Integrating lessons also takes dedicated time. It might be a short experience but the process of re-organising our internal stories and identity can take some work. Do we really want to come to grips with the implications that our white-picket fence is self-constructed? So you’re terrified of conflict but when you went there, you seemed to navigate it pretty well. Does that mean you no longer have a reason to ignore the next conflict that comes up? Unfortunately, yes. The limits on where we can go are far beyond our wildest dreams and the vastness of our possibilities can be terrifying.

As Marianne Williamson highlights in her famous poem:Our deepest fear is not that we are inadequate.Our deepest fear is that we are powerful beyond measure. And what if you don’t navigate the journey well, what can you learn from that? Again, listening and testing those inner stories is really important. Did you really fuck up that bad!? Was there really no judgement on your part? If you’re worried about your capacity to tell objective reality from your self-flagellation or denial, it can help to start by admitting that first. That’s a pretty powerful realisation. As a Port Adelaide footy tragic I can’t help hear the words of their coach Ken Hinkley referring to the opinions of Monday experts saying words to the effect that ‘things are never as good as the media make out and never as bad’. It takes time to recognise when you're listening to the extremes and try and filter them out. Meanwhile, go find someone who’ll lend an honest and objective ear to debrief that with. If that sounds like a step too far, I think you’ve found your next threshold to cross.

So what are the take-aways from all this?

  • Emotional resilience is a measure of our capacity to be bold…

  • In the groupwork model, there are seven building blocks to emotional resilience

  • A practical way to build emotional resilience is to developing sensitivity to our emotional thresholds and seek to understand our responses to them and where they might come from.

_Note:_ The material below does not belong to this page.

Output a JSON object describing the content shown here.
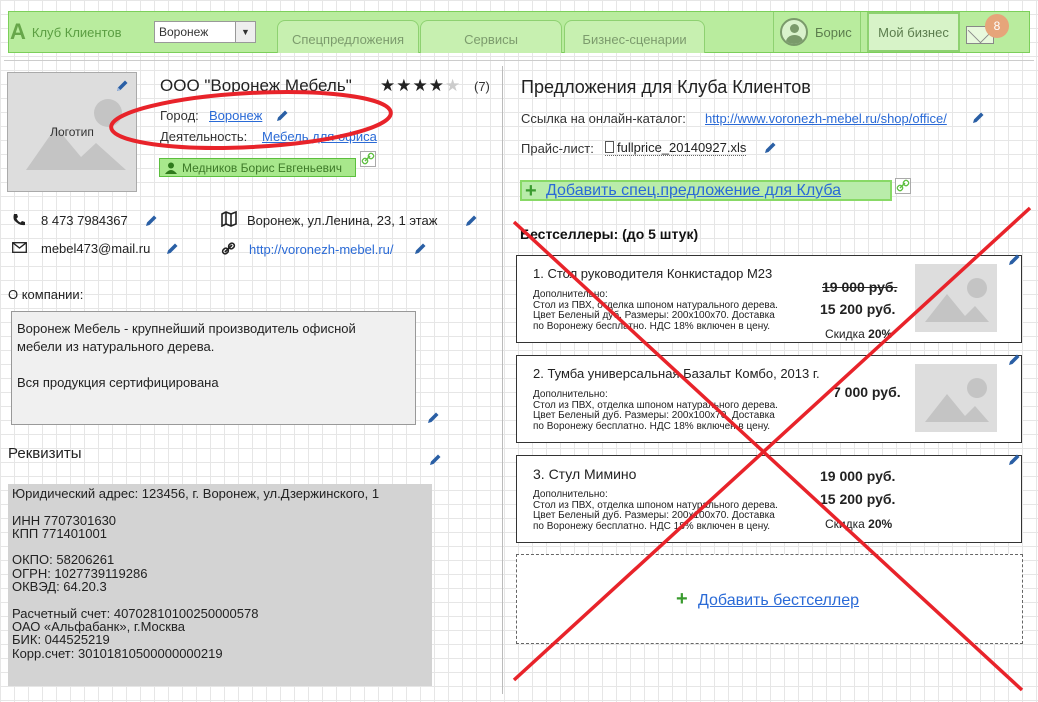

  • Practicing self-compassion and compassion for others is important to navigating over these thresholds – naming what we see, validating and curiosity are valuable aids

  • Once we have crossed over, a bumpy ride doesn’t need to define us or indicate in any way how well we are handling being lost in the deep woods – fear has its place.

  • Reflecting on the experience and recognising the journey you and others have taken are essential parts of the learning process to build our emotional resilience

  • Getting caught up in our own stories about how we navigated the roller-coaster can undermine the process of building emotional resilience

  • Is there something else that resonates with you?